I looked up at his face and saw his jaw clench, between answers.

“This?”

“Sí.”

I marked it. Another half a centimeter of feeling, gone. It was like he was slowly drowning, no way to turn around, walking farther and farther out into an inexorable sea.

“Is there anything—” I began, because I had to.

“Just go,” his girlfriend said, then added, “Please.”

I nodded, and did so.

* * *

I noted his new loss of feeling in his chart. The charge nurse came by, I thought to break me early, but she handed me a printout from a news website instead. Two Injured in Drug Deal Gone Bad, said the headline, and beneath it, One died en route, and one went to County, in critical condition. I folded it in half, and stuck it under the chart, realizing how easily their problems could have been Jake’s. Thank God that at his worst, he was always a user, not a dealer, at least not that I knew. Okay, so maybe I did look at our shared cell phone bill some—but only to see if he’d been dumb enough to use it to make too many calls to strange numbers.

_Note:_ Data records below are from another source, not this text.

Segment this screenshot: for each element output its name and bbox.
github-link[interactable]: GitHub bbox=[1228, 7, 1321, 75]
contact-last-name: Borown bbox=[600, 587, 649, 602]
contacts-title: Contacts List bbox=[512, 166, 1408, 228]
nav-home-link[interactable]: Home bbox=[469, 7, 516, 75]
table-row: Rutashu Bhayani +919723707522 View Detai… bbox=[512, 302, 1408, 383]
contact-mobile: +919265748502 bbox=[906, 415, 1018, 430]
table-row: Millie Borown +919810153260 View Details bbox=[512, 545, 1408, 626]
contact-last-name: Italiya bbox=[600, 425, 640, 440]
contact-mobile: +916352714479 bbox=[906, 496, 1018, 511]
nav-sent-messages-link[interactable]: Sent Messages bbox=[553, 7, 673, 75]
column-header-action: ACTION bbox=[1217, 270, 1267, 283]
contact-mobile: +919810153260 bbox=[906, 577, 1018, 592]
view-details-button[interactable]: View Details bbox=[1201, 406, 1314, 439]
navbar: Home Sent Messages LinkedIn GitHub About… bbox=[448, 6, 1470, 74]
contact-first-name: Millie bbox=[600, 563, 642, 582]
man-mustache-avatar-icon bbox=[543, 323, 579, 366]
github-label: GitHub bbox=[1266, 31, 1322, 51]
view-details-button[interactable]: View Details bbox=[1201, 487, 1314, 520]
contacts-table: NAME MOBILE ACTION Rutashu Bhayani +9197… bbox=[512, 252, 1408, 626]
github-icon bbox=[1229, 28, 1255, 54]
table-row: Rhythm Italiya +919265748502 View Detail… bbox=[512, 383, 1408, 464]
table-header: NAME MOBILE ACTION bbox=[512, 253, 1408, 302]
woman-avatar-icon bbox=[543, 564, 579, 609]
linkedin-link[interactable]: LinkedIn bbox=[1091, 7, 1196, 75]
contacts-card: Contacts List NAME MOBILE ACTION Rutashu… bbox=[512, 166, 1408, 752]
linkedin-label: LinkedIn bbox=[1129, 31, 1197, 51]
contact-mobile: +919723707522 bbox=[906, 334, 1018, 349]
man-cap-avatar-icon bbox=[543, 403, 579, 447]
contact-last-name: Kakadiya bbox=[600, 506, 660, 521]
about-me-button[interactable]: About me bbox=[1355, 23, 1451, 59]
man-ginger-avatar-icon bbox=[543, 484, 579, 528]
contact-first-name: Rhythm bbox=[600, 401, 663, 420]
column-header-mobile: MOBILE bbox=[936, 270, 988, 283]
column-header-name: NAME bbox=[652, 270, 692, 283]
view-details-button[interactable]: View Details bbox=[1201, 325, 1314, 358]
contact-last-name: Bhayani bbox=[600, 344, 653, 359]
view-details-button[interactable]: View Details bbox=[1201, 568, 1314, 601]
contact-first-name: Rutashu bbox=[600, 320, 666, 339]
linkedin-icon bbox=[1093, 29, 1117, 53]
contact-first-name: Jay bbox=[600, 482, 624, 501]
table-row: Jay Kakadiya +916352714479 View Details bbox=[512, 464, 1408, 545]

An hour is a long time, sitting outside of someone’s room. On Y4, I could have made myself useful, restocking things, making bedrolls, reading charts, but here I didn’t know the flow, and didn’t want to get in anyone’s way. I doodled some in the margin of my non-official report sheet, sketching a flaming heart. When I heard a strange beep from inside the room, I looked up. Luz was texting on her phone, and she walked toward the door.

“I have to answer this.”

“Just pull the curtain. You can talk in the room.” There were NO CELL PHONE signs up all over, but nurses and doctors talked on them all the time—I hadn’t seen an iPhone make anyone’s pacemaker give out yet.

“No. I have to go.”

I stood in her way. My break was starting in fifteen minutes. Sike needed me, for some likely unpleasant reason, and I needed Sike for some guidance. But if Luz left now and there was a break relief nurse sitting out here when she tried to come back who wasn’t a softie like me, chances were she wouldn’t get to come back at all.